In Giappone si possono passare intere giornate addirittura senza scambiare parola con nessuno. I distributori automatici sono ovunque, e sui treni e nei luoghi pubblici nessuno osa importunare i vicini di posto per commentare i fatti recenti o per parlare del più e del meno. Durante i miei viaggi in Shinkansen, nonostante abbia sicuramente incuriosito i vicini di posto con le mie scartoffie piene di kanji, nessuno ha mai osato chiedere il motivo del mio studio o qualsiasi altra informazione.
In Italia, invece, non è difficile che tra i viaggiatori seduti nello stesso scompartimento di un treno nasca una - anche se pur breve conversazione. Come è facile che al mercato, mentre si acquista la frutta e la verdura, si scambino due parole sul tempo o sull'aumento dei prezzi; oppure al supermercato, con il cassiere tifoso si può commentare la partita della sera prima o l'ennesima caduta del governo.
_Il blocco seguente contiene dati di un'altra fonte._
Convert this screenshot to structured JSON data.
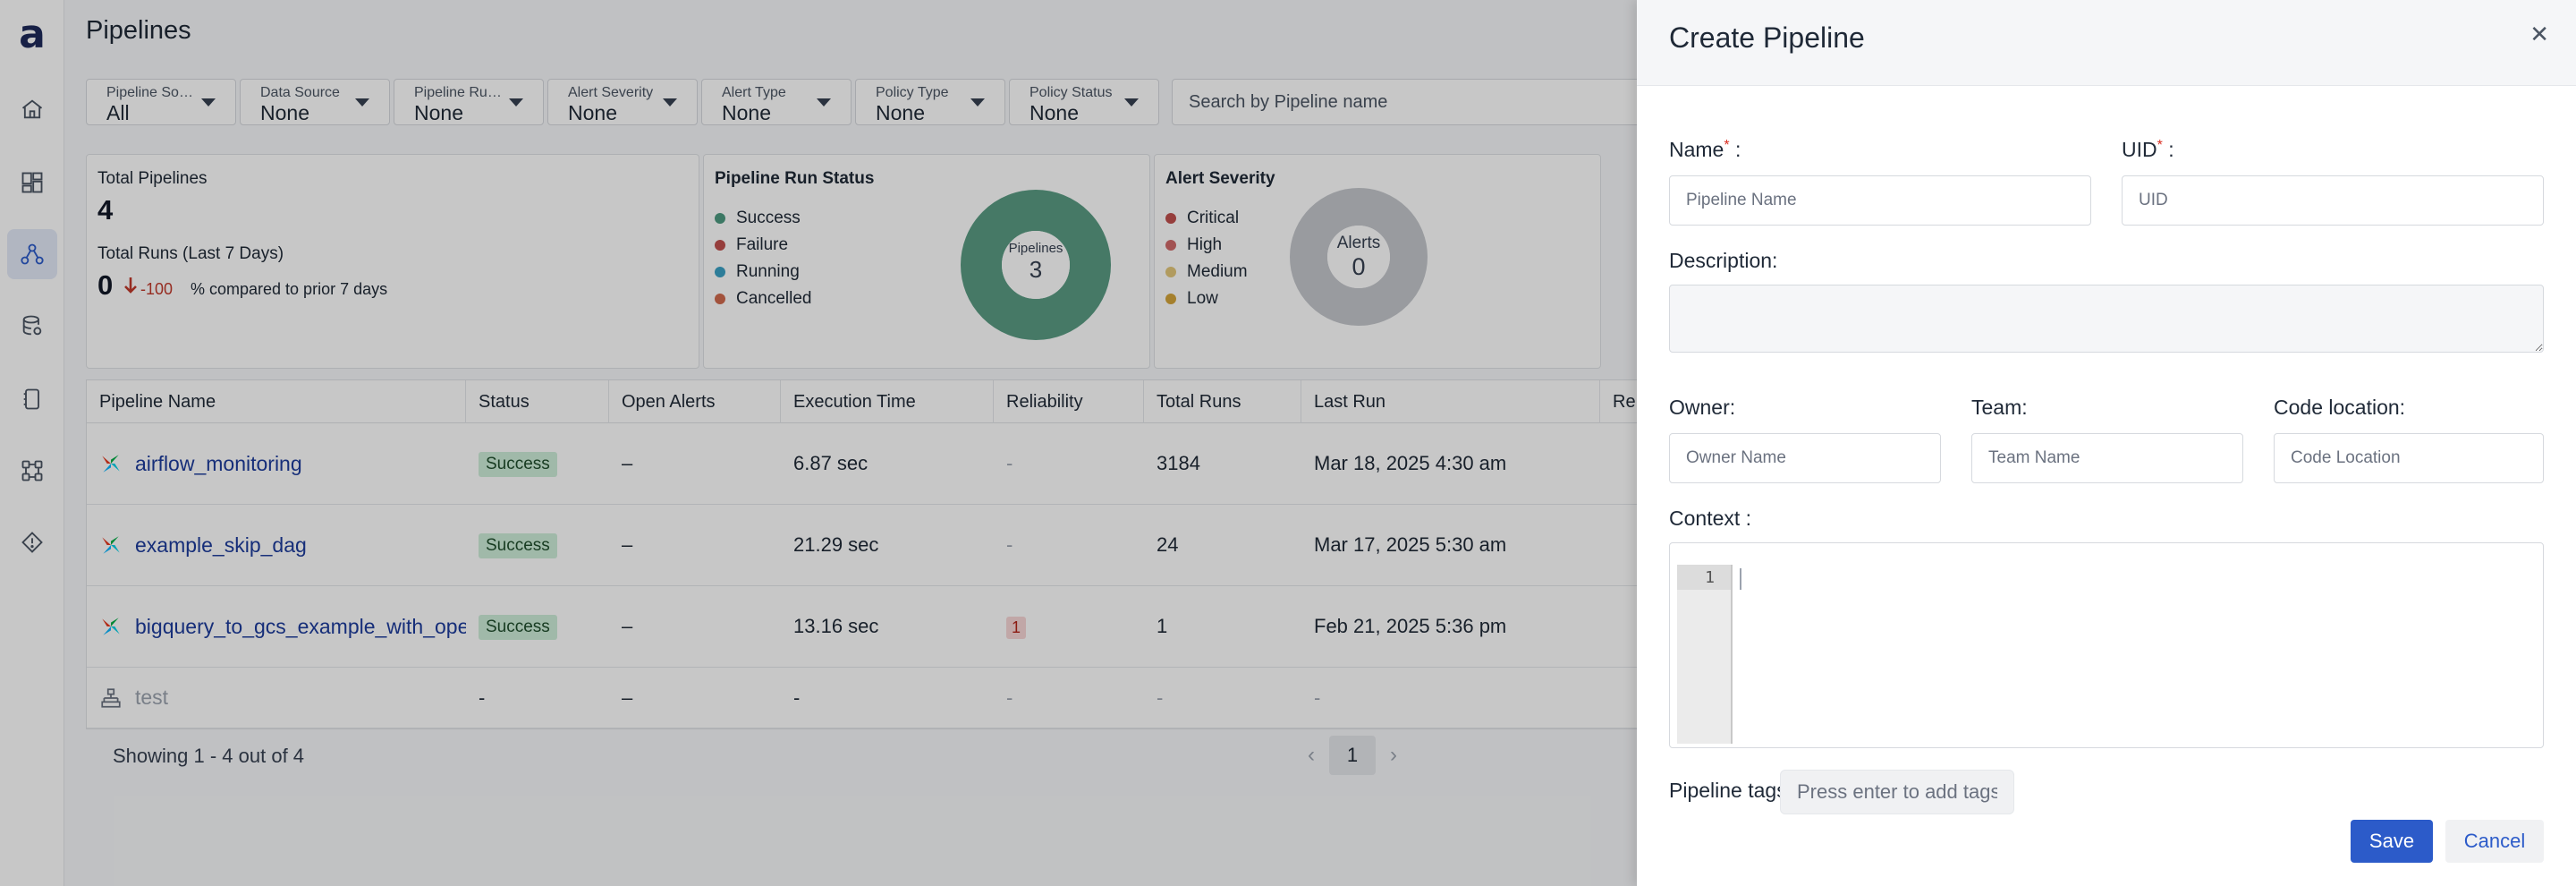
{
  "app": {
    "logo": "a"
  },
  "nav": {
    "items": [
      {
        "icon": "home-icon"
      },
      {
        "icon": "dashboard-icon"
      },
      {
        "icon": "pipeline-icon",
        "active": true
      },
      {
        "icon": "database-icon"
      },
      {
        "icon": "reports-icon"
      },
      {
        "icon": "integrations-icon"
      },
      {
        "icon": "alerts-icon"
      }
    ]
  },
  "page": {
    "title": "Pipelines"
  },
  "filters": [
    {
      "label": "Pipeline Source",
      "value": "All"
    },
    {
      "label": "Data Source",
      "value": "None"
    },
    {
      "label": "Pipeline Run Status",
      "value": "None"
    },
    {
      "label": "Alert Severity",
      "value": "None"
    },
    {
      "label": "Alert Type",
      "value": "None"
    },
    {
      "label": "Policy Type",
      "value": "None"
    },
    {
      "label": "Policy Status",
      "value": "None"
    }
  ],
  "search": {
    "placeholder": "Search by Pipeline name"
  },
  "summary": {
    "total_pipelines_label": "Total Pipelines",
    "total_pipelines_value": "4",
    "total_runs_label": "Total Runs (Last 7 Days)",
    "total_runs_value": "0",
    "change_pct": "-100",
    "compare_text": "% compared to prior 7 days"
  },
  "run_status": {
    "title": "Pipeline Run Status",
    "legend": [
      {
        "label": "Success",
        "color": "#4e9a80"
      },
      {
        "label": "Failure",
        "color": "#c0504d"
      },
      {
        "label": "Running",
        "color": "#3aa0c4"
      },
      {
        "label": "Cancelled",
        "color": "#d06a4e"
      }
    ],
    "center_label": "Pipelines",
    "center_value": "3",
    "ring_color": "#5a9c83"
  },
  "alert_severity": {
    "title": "Alert Severity",
    "legend": [
      {
        "label": "Critical",
        "color": "#c0504d"
      },
      {
        "label": "High",
        "color": "#d06a6a"
      },
      {
        "label": "Medium",
        "color": "#e3c77a"
      },
      {
        "label": "Low",
        "color": "#d4a43a"
      }
    ],
    "center_label": "Alerts",
    "center_value": "0",
    "ring_color": "#c4c7cc"
  },
  "table": {
    "columns": [
      "Pipeline Name",
      "Status",
      "Open Alerts",
      "Execution Time",
      "Reliability",
      "Total Runs",
      "Last Run",
      "Re"
    ],
    "rows": [
      {
        "name": "airflow_monitoring",
        "status": "Success",
        "alerts": "–",
        "exec": "6.87 sec",
        "reliability": "-",
        "runs": "3184",
        "last": "Mar 18, 2025 4:30 am"
      },
      {
        "name": "example_skip_dag",
        "status": "Success",
        "alerts": "–",
        "exec": "21.29 sec",
        "reliability": "-",
        "runs": "24",
        "last": "Mar 17, 2025 5:30 am"
      },
      {
        "name": "bigquery_to_gcs_example_with_operators",
        "status": "Success",
        "alerts": "–",
        "exec": "13.16 sec",
        "reliability": "1",
        "runs": "1",
        "last": "Feb 21, 2025 5:36 pm"
      },
      {
        "name": "test",
        "status": "-",
        "alerts": "–",
        "exec": "-",
        "reliability": "-",
        "runs": "-",
        "last": "-"
      }
    ],
    "showing": "Showing 1 - 4 out of 4",
    "page": "1"
  },
  "drawer": {
    "title": "Create Pipeline",
    "name_label": "Name",
    "name_placeholder": "Pipeline Name",
    "uid_label": "UID",
    "uid_placeholder": "UID",
    "description_label": "Description:",
    "owner_label": "Owner:",
    "owner_placeholder": "Owner Name",
    "team_label": "Team:",
    "team_placeholder": "Team Name",
    "code_label": "Code location:",
    "code_placeholder": "Code Location",
    "context_label": "Context :",
    "editor_line": "1",
    "tags_label": "Pipeline tags",
    "tags_placeholder": "Press enter to add tags",
    "save_label": "Save",
    "cancel_label": "Cancel",
    "required_mark": "*",
    "colon": " :"
  }
}
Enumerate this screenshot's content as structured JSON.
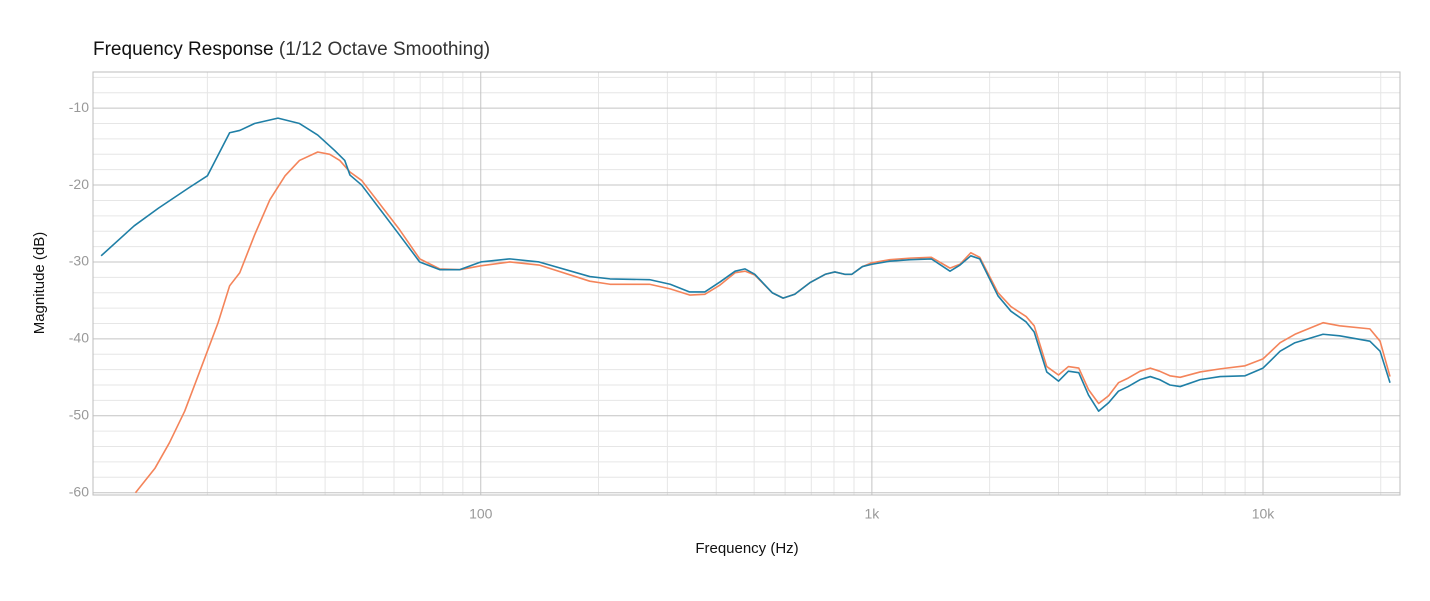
{
  "chart_data": {
    "type": "line",
    "title": "Frequency Response",
    "subtitle": "(1/12 Octave Smoothing)",
    "xlabel": "Frequency (Hz)",
    "ylabel": "Magnitude (dB)",
    "xscale": "log",
    "xlim": [
      10.2,
      22400
    ],
    "ylim": [
      -60.3,
      -5.3
    ],
    "xticks": [
      100,
      {
        "value": 1000,
        "label": "1k"
      },
      {
        "value": 10000,
        "label": "10k"
      }
    ],
    "yticks": [
      -60,
      -50,
      -40,
      -30,
      -20,
      -10
    ],
    "xminor": [
      20,
      30,
      40,
      50,
      60,
      70,
      80,
      90,
      200,
      300,
      400,
      500,
      600,
      700,
      800,
      900,
      2000,
      3000,
      4000,
      5000,
      6000,
      7000,
      8000,
      9000,
      20000
    ],
    "yminor": [
      -58,
      -56,
      -54,
      -52,
      -48,
      -46,
      -44,
      -42,
      -38,
      -36,
      -34,
      -32,
      -28,
      -26,
      -24,
      -22,
      -18,
      -16,
      -14,
      -12,
      -8,
      -6
    ],
    "grid": true,
    "series": [
      {
        "color": "#1f7fa6",
        "x": [
          10.7,
          13,
          15,
          18,
          20,
          22.8,
          24.2,
          26.4,
          30.3,
          34.4,
          38.3,
          42.3,
          44.9,
          46.3,
          49.6,
          62,
          69.8,
          78.5,
          88.4,
          100,
          118.6,
          141,
          190,
          214,
          270,
          305,
          342,
          374,
          409,
          447,
          474,
          502,
          556,
          593,
          635,
          694,
          760,
          804,
          852,
          889,
          946,
          1000,
          1111,
          1253,
          1419,
          1584,
          1680,
          1790,
          1887,
          2101,
          2267,
          2480,
          2600,
          2800,
          3000,
          3180,
          3380,
          3580,
          3800,
          4030,
          4270,
          4520,
          4850,
          5150,
          5440,
          5780,
          6140,
          6910,
          7770,
          9000,
          10000,
          11060,
          12070,
          14240,
          15700,
          18760,
          19920,
          21120
        ],
        "values": [
          -29.2,
          -25.3,
          -23.0,
          -20.3,
          -18.8,
          -13.2,
          -12.9,
          -12.0,
          -11.3,
          -12.0,
          -13.5,
          -15.5,
          -16.8,
          -18.7,
          -20.0,
          -26.5,
          -30.0,
          -31.0,
          -31.0,
          -30.0,
          -29.6,
          -30.0,
          -31.9,
          -32.2,
          -32.3,
          -32.9,
          -33.9,
          -33.9,
          -32.6,
          -31.2,
          -30.9,
          -31.6,
          -34.0,
          -34.7,
          -34.2,
          -32.7,
          -31.6,
          -31.3,
          -31.6,
          -31.6,
          -30.6,
          -30.3,
          -29.9,
          -29.7,
          -29.6,
          -31.2,
          -30.4,
          -29.2,
          -29.6,
          -34.4,
          -36.4,
          -37.8,
          -39.1,
          -44.3,
          -45.5,
          -44.2,
          -44.4,
          -47.3,
          -49.4,
          -48.3,
          -46.8,
          -46.2,
          -45.3,
          -44.9,
          -45.3,
          -46.0,
          -46.2,
          -45.3,
          -44.9,
          -44.8,
          -43.8,
          -41.6,
          -40.5,
          -39.4,
          -39.6,
          -40.3,
          -41.6,
          -45.7
        ]
      },
      {
        "color": "#f4845a",
        "x": [
          13.1,
          14.7,
          16.0,
          17.5,
          19.1,
          21.3,
          22.8,
          24.2,
          26.4,
          28.9,
          31.6,
          34.4,
          38.3,
          41.1,
          43.6,
          46.3,
          49.6,
          62,
          69.8,
          78.5,
          88.4,
          100,
          118.6,
          141,
          190,
          214,
          270,
          305,
          342,
          374,
          409,
          447,
          474,
          502,
          556,
          593,
          635,
          694,
          760,
          804,
          852,
          889,
          946,
          1000,
          1111,
          1253,
          1419,
          1584,
          1680,
          1790,
          1887,
          2101,
          2267,
          2480,
          2600,
          2800,
          3000,
          3180,
          3380,
          3580,
          3800,
          4030,
          4270,
          4520,
          4850,
          5150,
          5440,
          5780,
          6140,
          6910,
          7770,
          9000,
          10000,
          11060,
          12070,
          14240,
          15700,
          18760,
          19920,
          21120
        ],
        "values": [
          -60.0,
          -56.8,
          -53.5,
          -49.4,
          -44.3,
          -37.9,
          -33.1,
          -31.4,
          -26.5,
          -21.9,
          -18.8,
          -16.8,
          -15.7,
          -16.0,
          -16.8,
          -18.3,
          -19.4,
          -25.8,
          -29.6,
          -30.9,
          -31.0,
          -30.5,
          -30.0,
          -30.4,
          -32.5,
          -32.9,
          -32.9,
          -33.5,
          -34.3,
          -34.2,
          -33.0,
          -31.4,
          -31.2,
          -31.7,
          -34.0,
          -34.7,
          -34.2,
          -32.7,
          -31.6,
          -31.3,
          -31.6,
          -31.6,
          -30.6,
          -30.1,
          -29.7,
          -29.5,
          -29.4,
          -30.8,
          -30.3,
          -28.8,
          -29.4,
          -34.0,
          -35.8,
          -37.1,
          -38.3,
          -43.6,
          -44.7,
          -43.6,
          -43.8,
          -46.6,
          -48.4,
          -47.4,
          -45.7,
          -45.1,
          -44.2,
          -43.8,
          -44.2,
          -44.8,
          -45.0,
          -44.3,
          -43.9,
          -43.5,
          -42.6,
          -40.5,
          -39.4,
          -37.9,
          -38.3,
          -38.7,
          -40.3,
          -44.9
        ]
      }
    ]
  }
}
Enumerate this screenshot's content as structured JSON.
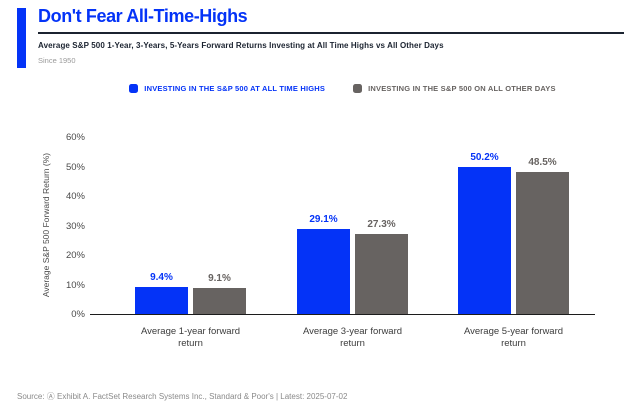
{
  "header": {
    "title": "Don't Fear All-Time-Highs",
    "subtitle": "Average S&P 500 1-Year, 3-Years, 5-Years Forward Returns Investing at All Time Highs vs All Other Days",
    "period": "Since 1950"
  },
  "legend": [
    {
      "label": "INVESTING IN THE S&P 500 AT ALL TIME HIGHS",
      "color": "#0433f7"
    },
    {
      "label": "INVESTING IN THE S&P 500 ON ALL OTHER DAYS",
      "color": "#676361"
    }
  ],
  "chart_data": {
    "type": "bar",
    "title": "Don't Fear All-Time-Highs",
    "categories": [
      "Average 1-year forward return",
      "Average 3-year forward return",
      "Average 5-year forward return"
    ],
    "series": [
      {
        "name": "Investing in the S&P 500 at all time highs",
        "color": "#0433f7",
        "values": [
          9.4,
          29.1,
          50.2
        ],
        "labels": [
          "9.4%",
          "29.1%",
          "50.2%"
        ]
      },
      {
        "name": "Investing in the S&P 500 on all other days",
        "color": "#676361",
        "values": [
          9.1,
          27.3,
          48.5
        ],
        "labels": [
          "9.1%",
          "27.3%",
          "48.5%"
        ]
      }
    ],
    "xlabel": "",
    "ylabel": "Average S&P 500 Forward Return (%)",
    "ylim": [
      0,
      60
    ],
    "yticks": [
      "0%",
      "10%",
      "20%",
      "30%",
      "40%",
      "50%",
      "60%"
    ],
    "grid": false,
    "legend_position": "top"
  },
  "footer": {
    "source": "Source: Ⓐ Exhibit A. FactSet Research Systems Inc., Standard & Poor's | Latest: 2025-07-02"
  }
}
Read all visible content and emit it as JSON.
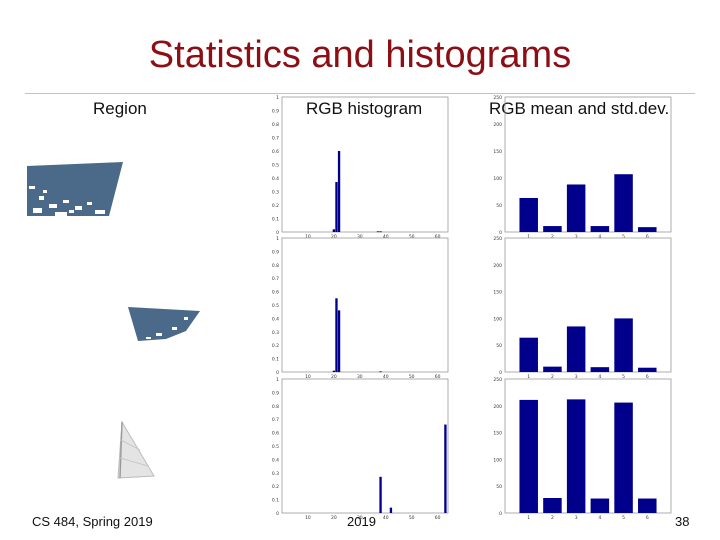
{
  "slide": {
    "title": "Statistics and histograms",
    "headers": {
      "region": "Region",
      "histogram": "RGB histogram",
      "meanstd": "RGB mean and std.dev."
    },
    "footer_left": "CS 484, Spring 2019",
    "footer_center": "2019",
    "page_number": "38"
  },
  "colors": {
    "title": "#8b1016",
    "bar": "#00008b",
    "frame": "#999999",
    "region_blue": "#4b6a8a",
    "region_white": "#e6e6e6"
  },
  "chart_data": [
    {
      "type": "bar",
      "id": "hist-1",
      "x": [
        20,
        21,
        22,
        37,
        38
      ],
      "y": [
        0.02,
        0.37,
        0.6,
        0.005,
        0.005
      ],
      "xlim": [
        0,
        64
      ],
      "ylim": [
        0,
        1
      ],
      "xticks": [
        "10",
        "20",
        "30",
        "40",
        "50",
        "60"
      ],
      "yticks": [
        "0",
        "0.1",
        "0.2",
        "0.3",
        "0.4",
        "0.5",
        "0.6",
        "0.7",
        "0.8",
        "0.9",
        "1"
      ]
    },
    {
      "type": "bar",
      "id": "hist-2",
      "x": [
        20,
        21,
        22,
        38
      ],
      "y": [
        0.01,
        0.55,
        0.46,
        0.005
      ],
      "xlim": [
        0,
        64
      ],
      "ylim": [
        0,
        1
      ],
      "xticks": [
        "10",
        "20",
        "30",
        "40",
        "50",
        "60"
      ],
      "yticks": [
        "0",
        "0.1",
        "0.2",
        "0.3",
        "0.4",
        "0.5",
        "0.6",
        "0.7",
        "0.8",
        "0.9",
        "1"
      ]
    },
    {
      "type": "bar",
      "id": "hist-3",
      "x": [
        38,
        42,
        63
      ],
      "y": [
        0.27,
        0.04,
        0.66
      ],
      "xlim": [
        0,
        64
      ],
      "ylim": [
        0,
        1
      ],
      "xticks": [
        "10",
        "20",
        "30",
        "40",
        "50",
        "60"
      ],
      "yticks": [
        "0",
        "0.1",
        "0.2",
        "0.3",
        "0.4",
        "0.5",
        "0.6",
        "0.7",
        "0.8",
        "0.9",
        "1"
      ]
    },
    {
      "type": "bar",
      "id": "stats-1",
      "categories": [
        "1",
        "2",
        "3",
        "4",
        "5",
        "6"
      ],
      "values": [
        63,
        11,
        88,
        11,
        107,
        9
      ],
      "ylim": [
        0,
        250
      ],
      "yticks": [
        "0",
        "50",
        "100",
        "150",
        "200",
        "250"
      ]
    },
    {
      "type": "bar",
      "id": "stats-2",
      "categories": [
        "1",
        "2",
        "3",
        "4",
        "5",
        "6"
      ],
      "values": [
        64,
        10,
        85,
        9,
        100,
        8
      ],
      "ylim": [
        0,
        250
      ],
      "yticks": [
        "0",
        "50",
        "100",
        "150",
        "200",
        "250"
      ]
    },
    {
      "type": "bar",
      "id": "stats-3",
      "categories": [
        "1",
        "2",
        "3",
        "4",
        "5",
        "6"
      ],
      "values": [
        211,
        28,
        212,
        27,
        206,
        27
      ],
      "ylim": [
        0,
        250
      ],
      "yticks": [
        "0",
        "50",
        "100",
        "150",
        "200",
        "250"
      ]
    }
  ]
}
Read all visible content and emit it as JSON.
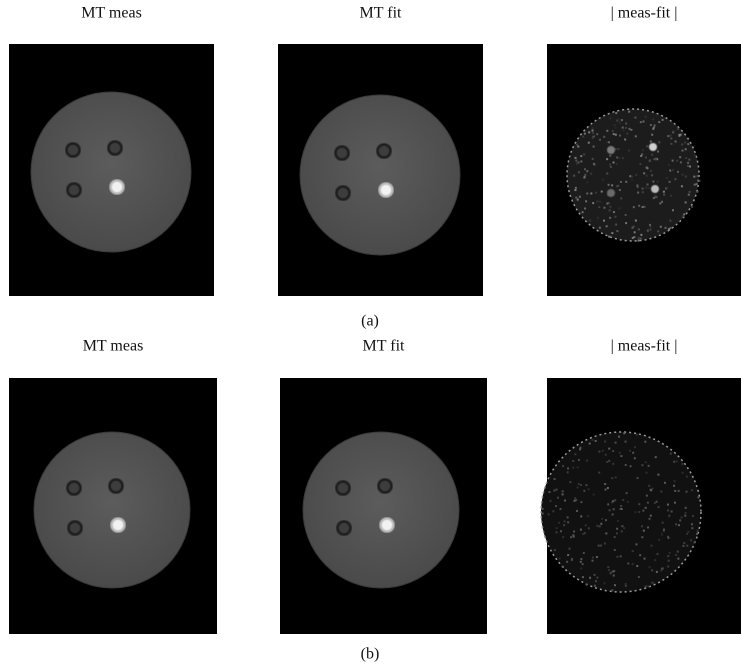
{
  "rows": [
    {
      "panels": [
        {
          "title": "MT meas"
        },
        {
          "title": "MT fit"
        },
        {
          "title": "| meas-fit |"
        }
      ],
      "caption": "(a)"
    },
    {
      "panels": [
        {
          "title": "MT meas"
        },
        {
          "title": "MT fit"
        },
        {
          "title": "| meas-fit |"
        }
      ],
      "caption": "(b)"
    }
  ]
}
Con queste osservazioni, io e le mie amiche giapponesi ci siamo intrattenute durante l'ultimo viaggio fuori porta, interrotte continuamente dalla nonnina napoletana seduta accanto a noi che voleva sapere tutto: di cosa parlavamo, il motivo del viaggio, che cos'era quel piccolo computer portatile dove cercavamo le parole, ecc. Ogni nostra risposta era per lei una piccola gioia, che si trasformava subito nell'occasione per dirci qualcosa di lei e del suo viaggio.
Una volta arrivate a Orvieto, la nostra attenzione è stata rapita dalla meravigliosa combinazione tra l'antica civiltà etrusca e la successiva colonizzazione ecclesiastica. Una rocca che si staglia tra le morbide colline, con i suoi inconfondibili profili incorniciati da un improvviso cielo azzurro (a Roma il cielo era plumbeo).
Da tanti anni non visitavo l'imponente Duomo, con le sue colonne attorcigliate e le splendide, minuziose decorazioni che ricoprono la facciata. Ben diversa la sensazione all'interno, dove si respira un'aria solenne mentre i passi riecheggiano per l'immensità della sobria navata.
QVOD NATVRA MVNIMENTO INVIDERAT INDVSTRIA ADIECIT.
Ciò che la natura nega, si ottiene con l'ingegno.
Terminato nel 1537, il pozzo è profondo circa 62 metri e, al suo interno, sono state realizzate due scalinate a doppia elica sovrapposte, così progettate per rendere più agevole il trasporto dell'acqua.